San Francisco-based startup, Cognition AI, is trying to completely rehaul the software engineering landscape through its new AI assistant, Devin.
The AI assistant can plan and execute complex engineering tasks, learning from its experiences and rectifying mistakes along the way. Equipped with essential developer tools like a shell, code editor, and browser, Devin operates within a sandboxed compute environment, mirroring the setup of a human developer.
Devin stands out due to its ability to actively collaborate with users during software development, Cognition AI said in a blog post. This includes providing real-time progress updates, accepting feedback, and working together to make design choices. Overall, Devin acts as a seamless partner in the software development process, the company claimed.
Devin’s functionalities are diverse. It can learn unfamiliar technologies, build and deploy apps end-to-end, autonomously find and fix code-based bugs, train and fine-tune its AI models, address bugs and feature requests in open-source repositories, and contribute to mature production repositories.
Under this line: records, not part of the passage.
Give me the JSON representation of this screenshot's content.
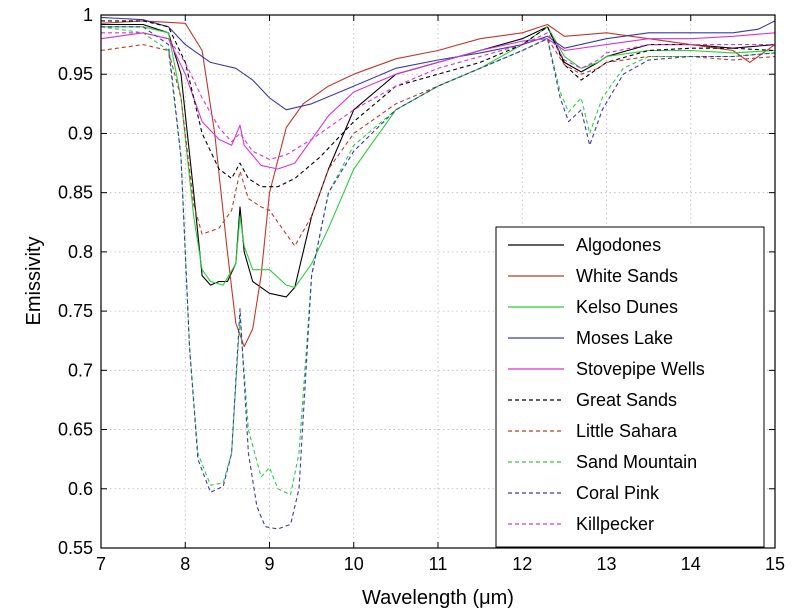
{
  "chart_data": {
    "type": "line",
    "xlabel": "Wavelength (μm)",
    "ylabel": "Emissivity",
    "xlim": [
      7,
      15
    ],
    "ylim": [
      0.55,
      1
    ],
    "grid": true,
    "legend_position": "bottom-right",
    "x_ticks": [
      "7",
      "8",
      "9",
      "10",
      "11",
      "12",
      "13",
      "14",
      "15"
    ],
    "y_ticks": [
      "0.55",
      "0.6",
      "0.65",
      "0.7",
      "0.75",
      "0.8",
      "0.85",
      "0.9",
      "0.95",
      "1"
    ],
    "series": [
      {
        "name": "Algodones",
        "color": "#000000",
        "style": "solid",
        "points": [
          [
            7,
            0.992
          ],
          [
            7.5,
            0.992
          ],
          [
            7.8,
            0.985
          ],
          [
            7.95,
            0.95
          ],
          [
            8.1,
            0.85
          ],
          [
            8.2,
            0.78
          ],
          [
            8.3,
            0.772
          ],
          [
            8.4,
            0.775
          ],
          [
            8.5,
            0.775
          ],
          [
            8.6,
            0.79
          ],
          [
            8.65,
            0.838
          ],
          [
            8.7,
            0.8
          ],
          [
            8.8,
            0.775
          ],
          [
            9,
            0.765
          ],
          [
            9.2,
            0.762
          ],
          [
            9.3,
            0.77
          ],
          [
            9.4,
            0.8
          ],
          [
            9.5,
            0.83
          ],
          [
            9.7,
            0.87
          ],
          [
            10,
            0.92
          ],
          [
            10.5,
            0.95
          ],
          [
            11,
            0.96
          ],
          [
            11.5,
            0.97
          ],
          [
            12,
            0.98
          ],
          [
            12.3,
            0.99
          ],
          [
            12.5,
            0.96
          ],
          [
            12.7,
            0.952
          ],
          [
            12.9,
            0.96
          ],
          [
            13,
            0.965
          ],
          [
            13.5,
            0.975
          ],
          [
            14,
            0.975
          ],
          [
            14.5,
            0.972
          ],
          [
            15,
            0.975
          ]
        ]
      },
      {
        "name": "White Sands",
        "color": "#c0392b",
        "style": "solid",
        "points": [
          [
            7,
            0.993
          ],
          [
            7.5,
            0.995
          ],
          [
            8,
            0.993
          ],
          [
            8.2,
            0.97
          ],
          [
            8.35,
            0.9
          ],
          [
            8.5,
            0.8
          ],
          [
            8.6,
            0.74
          ],
          [
            8.7,
            0.72
          ],
          [
            8.8,
            0.735
          ],
          [
            8.9,
            0.78
          ],
          [
            9,
            0.85
          ],
          [
            9.2,
            0.905
          ],
          [
            9.4,
            0.925
          ],
          [
            9.7,
            0.94
          ],
          [
            10,
            0.95
          ],
          [
            10.5,
            0.963
          ],
          [
            11,
            0.97
          ],
          [
            11.5,
            0.98
          ],
          [
            12,
            0.985
          ],
          [
            12.3,
            0.992
          ],
          [
            12.5,
            0.982
          ],
          [
            13,
            0.985
          ],
          [
            13.5,
            0.98
          ],
          [
            14,
            0.975
          ],
          [
            14.5,
            0.97
          ],
          [
            14.7,
            0.96
          ],
          [
            15,
            0.975
          ]
        ]
      },
      {
        "name": "Kelso Dunes",
        "color": "#2ecc40",
        "style": "solid",
        "points": [
          [
            7,
            0.99
          ],
          [
            7.5,
            0.99
          ],
          [
            7.8,
            0.985
          ],
          [
            7.95,
            0.93
          ],
          [
            8.1,
            0.83
          ],
          [
            8.2,
            0.785
          ],
          [
            8.3,
            0.775
          ],
          [
            8.45,
            0.772
          ],
          [
            8.6,
            0.79
          ],
          [
            8.65,
            0.83
          ],
          [
            8.7,
            0.805
          ],
          [
            8.8,
            0.785
          ],
          [
            9,
            0.785
          ],
          [
            9.2,
            0.772
          ],
          [
            9.3,
            0.77
          ],
          [
            9.5,
            0.79
          ],
          [
            9.7,
            0.82
          ],
          [
            10,
            0.87
          ],
          [
            10.5,
            0.92
          ],
          [
            11,
            0.94
          ],
          [
            11.5,
            0.955
          ],
          [
            12,
            0.975
          ],
          [
            12.3,
            0.99
          ],
          [
            12.5,
            0.965
          ],
          [
            12.7,
            0.955
          ],
          [
            12.9,
            0.96
          ],
          [
            13,
            0.965
          ],
          [
            13.5,
            0.97
          ],
          [
            14,
            0.97
          ],
          [
            14.5,
            0.968
          ],
          [
            15,
            0.97
          ]
        ]
      },
      {
        "name": "Moses Lake",
        "color": "#3a3aa6",
        "style": "solid",
        "points": [
          [
            7,
            0.998
          ],
          [
            7.5,
            0.996
          ],
          [
            7.8,
            0.99
          ],
          [
            8,
            0.975
          ],
          [
            8.3,
            0.96
          ],
          [
            8.6,
            0.955
          ],
          [
            8.8,
            0.945
          ],
          [
            9,
            0.93
          ],
          [
            9.2,
            0.92
          ],
          [
            9.5,
            0.925
          ],
          [
            10,
            0.94
          ],
          [
            10.5,
            0.955
          ],
          [
            11,
            0.962
          ],
          [
            11.5,
            0.968
          ],
          [
            12,
            0.975
          ],
          [
            12.3,
            0.982
          ],
          [
            12.5,
            0.972
          ],
          [
            13,
            0.98
          ],
          [
            13.5,
            0.985
          ],
          [
            14,
            0.985
          ],
          [
            14.5,
            0.985
          ],
          [
            14.8,
            0.988
          ],
          [
            15,
            0.995
          ]
        ]
      },
      {
        "name": "Stovepipe Wells",
        "color": "#d633d6",
        "style": "solid",
        "points": [
          [
            7,
            0.98
          ],
          [
            7.5,
            0.985
          ],
          [
            7.8,
            0.98
          ],
          [
            8,
            0.95
          ],
          [
            8.2,
            0.91
          ],
          [
            8.4,
            0.895
          ],
          [
            8.55,
            0.89
          ],
          [
            8.65,
            0.907
          ],
          [
            8.7,
            0.89
          ],
          [
            8.9,
            0.873
          ],
          [
            9.1,
            0.87
          ],
          [
            9.3,
            0.875
          ],
          [
            9.5,
            0.895
          ],
          [
            9.7,
            0.915
          ],
          [
            10,
            0.935
          ],
          [
            10.5,
            0.95
          ],
          [
            11,
            0.96
          ],
          [
            11.5,
            0.97
          ],
          [
            12,
            0.978
          ],
          [
            12.3,
            0.98
          ],
          [
            12.5,
            0.97
          ],
          [
            13,
            0.975
          ],
          [
            13.5,
            0.98
          ],
          [
            14,
            0.98
          ],
          [
            14.5,
            0.982
          ],
          [
            15,
            0.985
          ]
        ]
      },
      {
        "name": "Great Sands",
        "color": "#000000",
        "style": "dashed",
        "points": [
          [
            7,
            0.995
          ],
          [
            7.5,
            0.995
          ],
          [
            7.8,
            0.99
          ],
          [
            8,
            0.96
          ],
          [
            8.2,
            0.9
          ],
          [
            8.4,
            0.87
          ],
          [
            8.55,
            0.862
          ],
          [
            8.65,
            0.875
          ],
          [
            8.75,
            0.862
          ],
          [
            8.9,
            0.855
          ],
          [
            9.1,
            0.855
          ],
          [
            9.3,
            0.862
          ],
          [
            9.6,
            0.88
          ],
          [
            10,
            0.91
          ],
          [
            10.5,
            0.94
          ],
          [
            11,
            0.95
          ],
          [
            11.5,
            0.96
          ],
          [
            12,
            0.975
          ],
          [
            12.3,
            0.99
          ],
          [
            12.5,
            0.958
          ],
          [
            12.7,
            0.945
          ],
          [
            12.9,
            0.955
          ],
          [
            13,
            0.96
          ],
          [
            13.5,
            0.97
          ],
          [
            14,
            0.972
          ],
          [
            14.5,
            0.972
          ],
          [
            15,
            0.97
          ]
        ]
      },
      {
        "name": "Little Sahara",
        "color": "#c0392b",
        "style": "dashed",
        "points": [
          [
            7,
            0.97
          ],
          [
            7.5,
            0.975
          ],
          [
            7.8,
            0.97
          ],
          [
            7.95,
            0.93
          ],
          [
            8.1,
            0.84
          ],
          [
            8.2,
            0.815
          ],
          [
            8.4,
            0.82
          ],
          [
            8.55,
            0.835
          ],
          [
            8.65,
            0.868
          ],
          [
            8.75,
            0.845
          ],
          [
            8.9,
            0.838
          ],
          [
            9,
            0.835
          ],
          [
            9.2,
            0.815
          ],
          [
            9.3,
            0.805
          ],
          [
            9.5,
            0.83
          ],
          [
            9.7,
            0.87
          ],
          [
            10,
            0.9
          ],
          [
            10.5,
            0.925
          ],
          [
            11,
            0.94
          ],
          [
            11.5,
            0.955
          ],
          [
            12,
            0.97
          ],
          [
            12.3,
            0.98
          ],
          [
            12.5,
            0.958
          ],
          [
            12.7,
            0.95
          ],
          [
            12.9,
            0.955
          ],
          [
            13,
            0.96
          ],
          [
            13.5,
            0.965
          ],
          [
            14,
            0.965
          ],
          [
            14.5,
            0.962
          ],
          [
            15,
            0.965
          ]
        ]
      },
      {
        "name": "Sand Mountain",
        "color": "#2ecc40",
        "style": "dashed",
        "points": [
          [
            7,
            0.99
          ],
          [
            7.5,
            0.985
          ],
          [
            7.8,
            0.97
          ],
          [
            7.95,
            0.88
          ],
          [
            8.05,
            0.72
          ],
          [
            8.15,
            0.63
          ],
          [
            8.3,
            0.603
          ],
          [
            8.45,
            0.605
          ],
          [
            8.55,
            0.63
          ],
          [
            8.65,
            0.745
          ],
          [
            8.75,
            0.65
          ],
          [
            8.9,
            0.61
          ],
          [
            9,
            0.618
          ],
          [
            9.1,
            0.6
          ],
          [
            9.25,
            0.595
          ],
          [
            9.35,
            0.63
          ],
          [
            9.5,
            0.78
          ],
          [
            9.7,
            0.85
          ],
          [
            10,
            0.89
          ],
          [
            10.5,
            0.92
          ],
          [
            11,
            0.94
          ],
          [
            11.5,
            0.955
          ],
          [
            12,
            0.97
          ],
          [
            12.3,
            0.98
          ],
          [
            12.45,
            0.935
          ],
          [
            12.55,
            0.918
          ],
          [
            12.7,
            0.93
          ],
          [
            12.8,
            0.9
          ],
          [
            12.95,
            0.93
          ],
          [
            13.2,
            0.955
          ],
          [
            13.5,
            0.965
          ],
          [
            14,
            0.965
          ],
          [
            14.5,
            0.965
          ],
          [
            15,
            0.968
          ]
        ]
      },
      {
        "name": "Coral Pink",
        "color": "#3a3aa6",
        "style": "dashed",
        "points": [
          [
            7,
            0.99
          ],
          [
            7.5,
            0.99
          ],
          [
            7.8,
            0.975
          ],
          [
            7.95,
            0.88
          ],
          [
            8.05,
            0.72
          ],
          [
            8.15,
            0.625
          ],
          [
            8.3,
            0.597
          ],
          [
            8.45,
            0.602
          ],
          [
            8.55,
            0.63
          ],
          [
            8.65,
            0.752
          ],
          [
            8.75,
            0.63
          ],
          [
            8.85,
            0.585
          ],
          [
            8.95,
            0.568
          ],
          [
            9.1,
            0.566
          ],
          [
            9.25,
            0.57
          ],
          [
            9.35,
            0.6
          ],
          [
            9.5,
            0.78
          ],
          [
            9.7,
            0.85
          ],
          [
            10,
            0.885
          ],
          [
            10.5,
            0.92
          ],
          [
            11,
            0.94
          ],
          [
            11.5,
            0.955
          ],
          [
            12,
            0.97
          ],
          [
            12.3,
            0.98
          ],
          [
            12.45,
            0.93
          ],
          [
            12.55,
            0.91
          ],
          [
            12.7,
            0.92
          ],
          [
            12.8,
            0.89
          ],
          [
            12.95,
            0.92
          ],
          [
            13.2,
            0.95
          ],
          [
            13.5,
            0.962
          ],
          [
            14,
            0.965
          ],
          [
            14.5,
            0.965
          ],
          [
            15,
            0.968
          ]
        ]
      },
      {
        "name": "Killpecker",
        "color": "#d633d6",
        "style": "dashed",
        "points": [
          [
            7,
            0.985
          ],
          [
            7.5,
            0.985
          ],
          [
            7.8,
            0.98
          ],
          [
            8,
            0.96
          ],
          [
            8.2,
            0.93
          ],
          [
            8.4,
            0.905
          ],
          [
            8.55,
            0.893
          ],
          [
            8.65,
            0.9
          ],
          [
            8.8,
            0.885
          ],
          [
            9,
            0.878
          ],
          [
            9.2,
            0.882
          ],
          [
            9.5,
            0.895
          ],
          [
            10,
            0.92
          ],
          [
            10.5,
            0.94
          ],
          [
            11,
            0.955
          ],
          [
            11.5,
            0.965
          ],
          [
            12,
            0.975
          ],
          [
            12.3,
            0.985
          ],
          [
            12.5,
            0.962
          ],
          [
            12.7,
            0.955
          ],
          [
            12.9,
            0.962
          ],
          [
            13,
            0.968
          ],
          [
            13.5,
            0.975
          ],
          [
            14,
            0.975
          ],
          [
            14.5,
            0.975
          ],
          [
            15,
            0.975
          ]
        ]
      }
    ]
  }
}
Its internet scouting abilities allow it to access educational resources quickly, enabling it to address complex tasks efficiently.
Notably, Devin’s capabilities extend to real-world tasks, as it successfully completed an assignment on Upwork. The assignment entailed making inferences based on computer vision technology to assess a damaged road.
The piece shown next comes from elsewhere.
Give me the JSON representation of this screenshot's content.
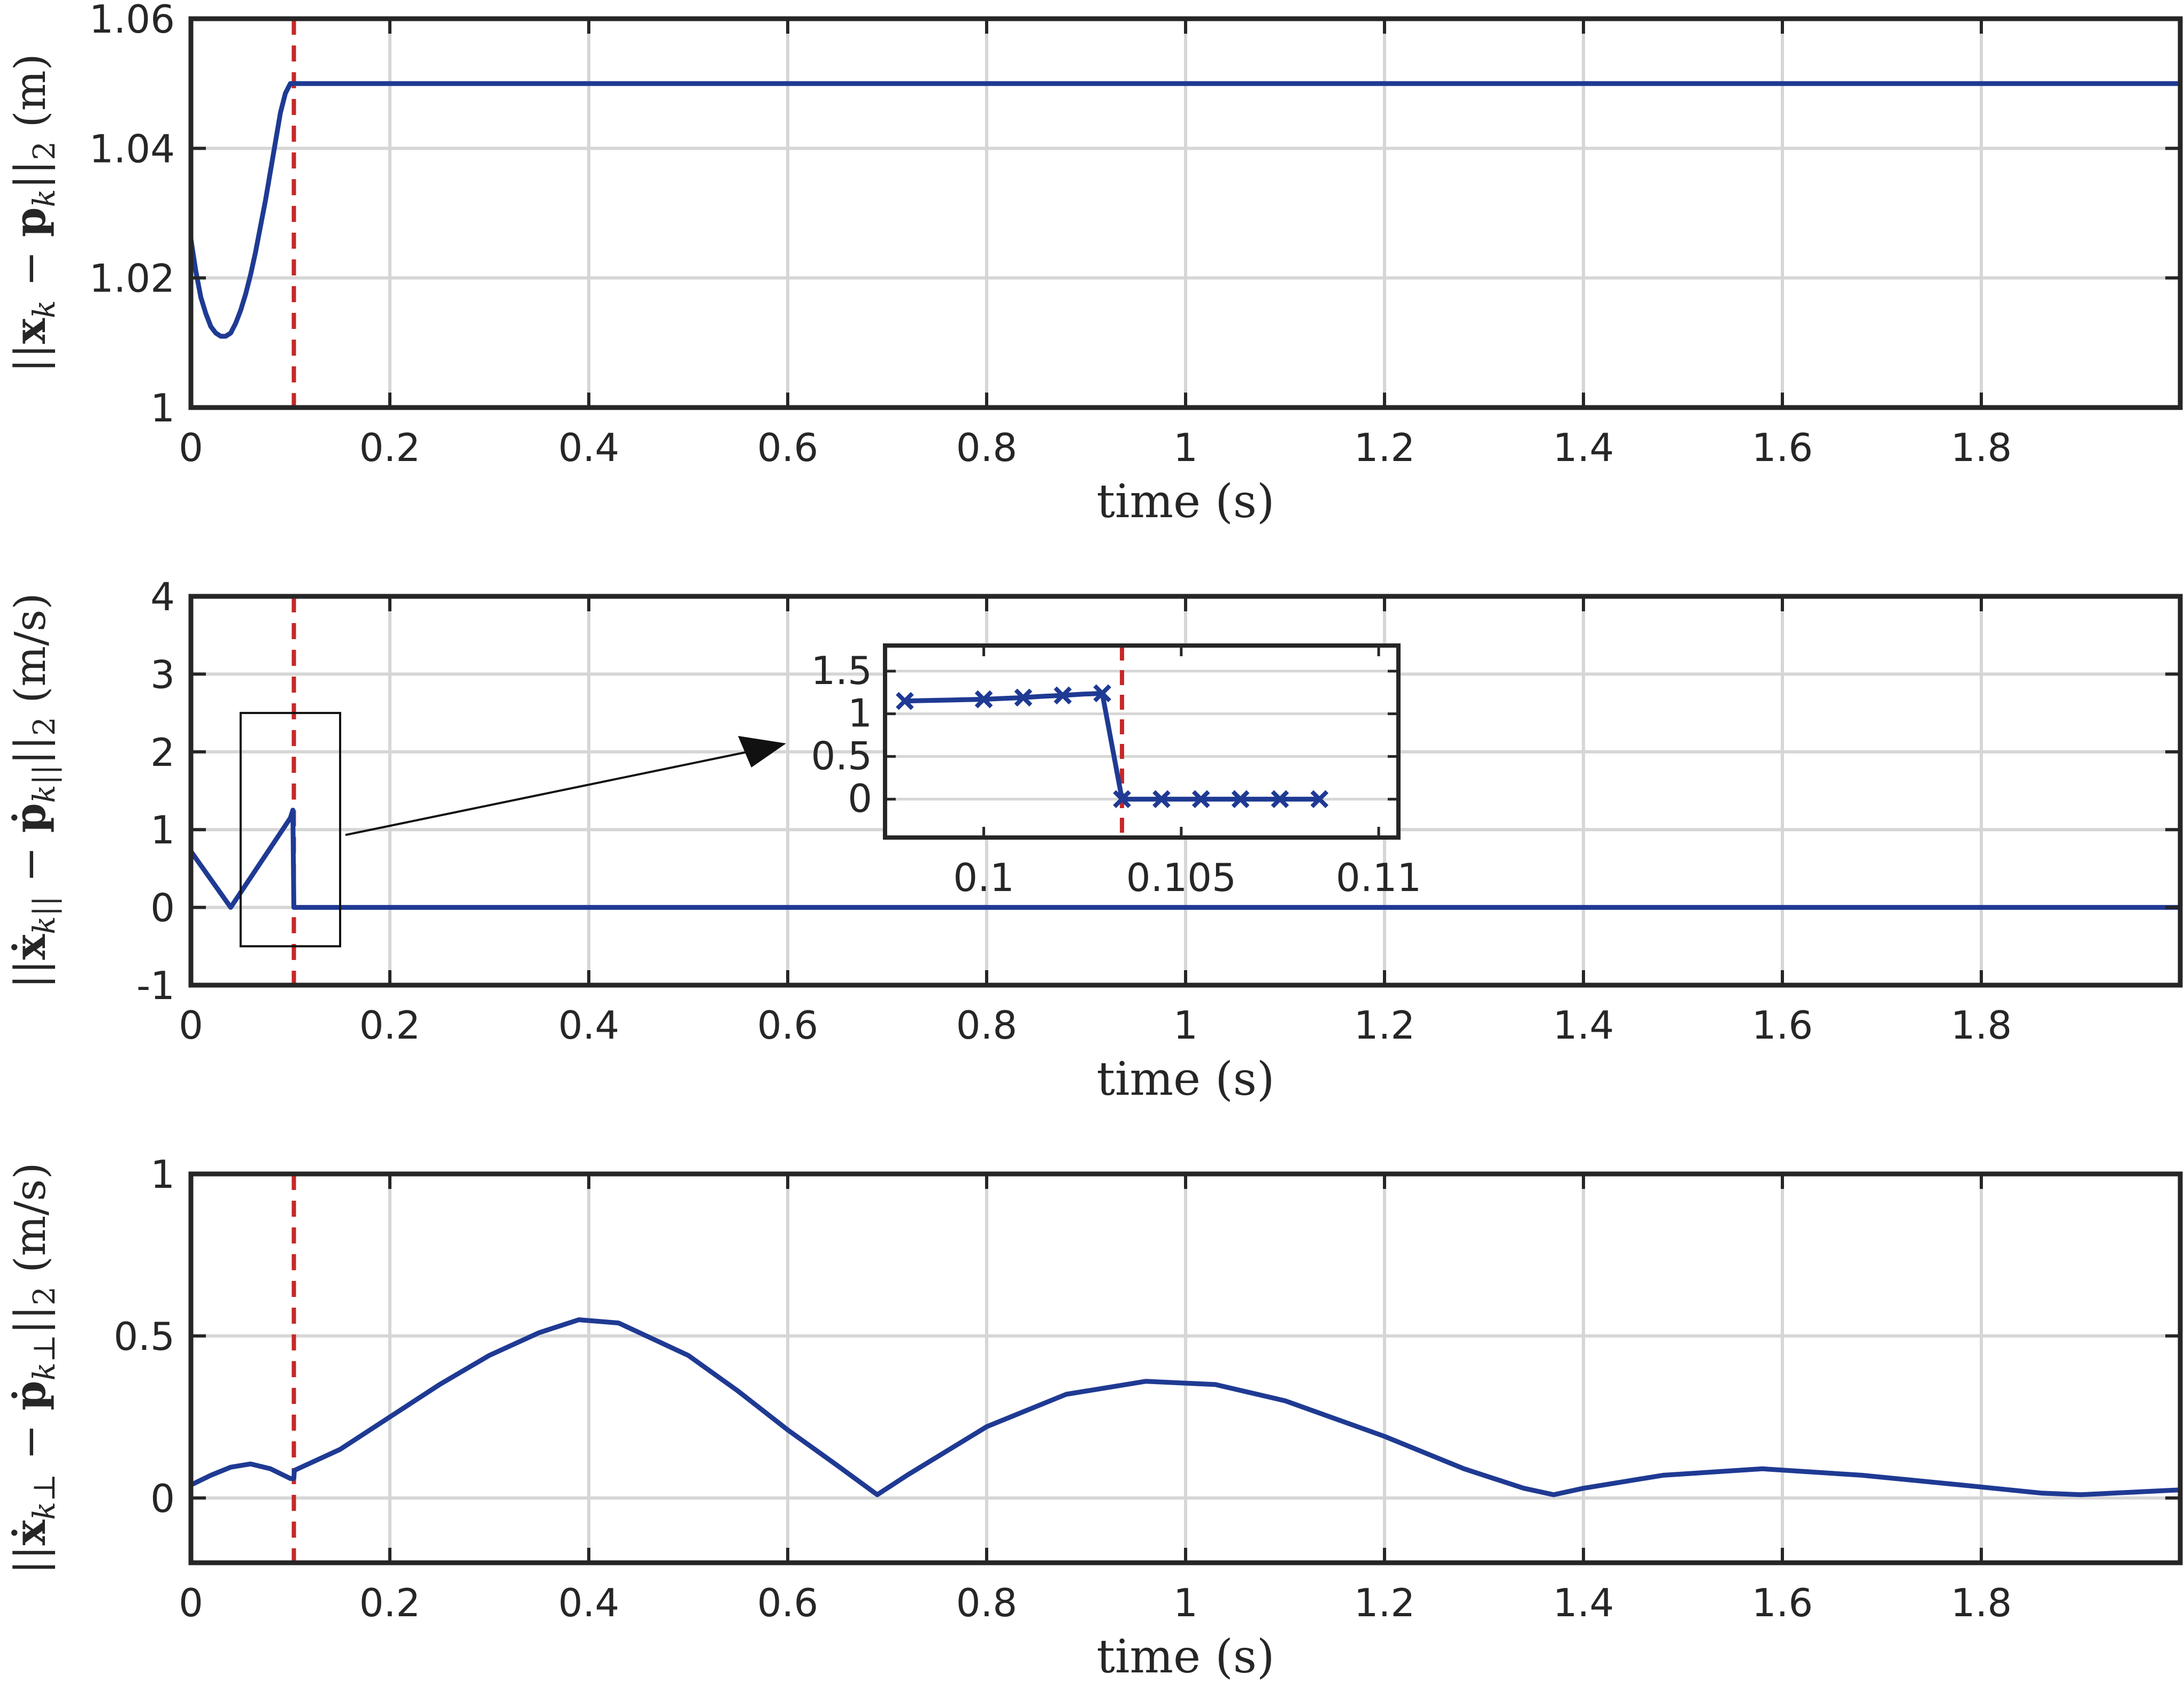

In terms of performance, Devin has undergone evaluation on the SWE-bench benchmark, where it excels in resolving real-world GitHub issues. With an end-to-end resolution rate of 13.86%, Devin surpasses previous benchmarks of 1.96% by a significant margin. Even when given exact files to edit, previous models could only resolve 4.80% of issues, Cognition AI said in the blog post.
Scott Wu, the founder and CEO of Cognition, spoke to Bloomberg and emphasized the complexity of teaching AI to be a programmer. He highlighted the intricate decision-making and forward-thinking abilities required. Devin’s capability to handle multiple steps of a software engineering project while maintaining focus underscores its advanced reasoning and planning abilities.
Significant consequences for AI providers and users
Despite the excitement surrounding Devin’s capabilities, there are voices of caution within the industry. Yariv Adan, Senior Director at Google, noted on LinkedIn that recent developments in software are “super interesting” and will have significant consequences for both providers and users. This sentiment reflects the broader implications of AI-driven advancements in software development.
On the other hand, Alex Atallah, co-founder and former CTO of OpenSea, expressed his enthusiasm for Devin’s capabilities, describing it as the first AI agent that feels like a real, useful person on the other end in a post he wrote on X. He praised Devin’s ability to provide status updates and offer visibility into its actions, highlighting the unique experience it provides to users.
“Devin is unique and an attempt to structurally solve problems and challenges faced in the software development cycle. It will expedite the time to market and, at the same time, help develop bug-free alpha versions, leading to stable applications in a short period of time,” said Faisal Kawoosa, chief analyst and founder at Techarc.
Evolving role of software engineers
The emergence of Devin signals a shift towards prompt-to-action engineering, potentially impacting the roles of conventional software engineers. While this may lead to the removal of specific lower-level engineering jobs, it also signifies the evolution of the AI industry.
As AI-driven technologies continue to advance, the role of AI workers like Devin will become increasingly prominent in software development.
Currently, Devin remains non-public, with access limited to select customers as Cognition AI continues to refine its technology. However, the company plans to broaden access in the future, with a vision extending beyond coding to develop AI agents for various disciplines, as per a report by VentureBeat.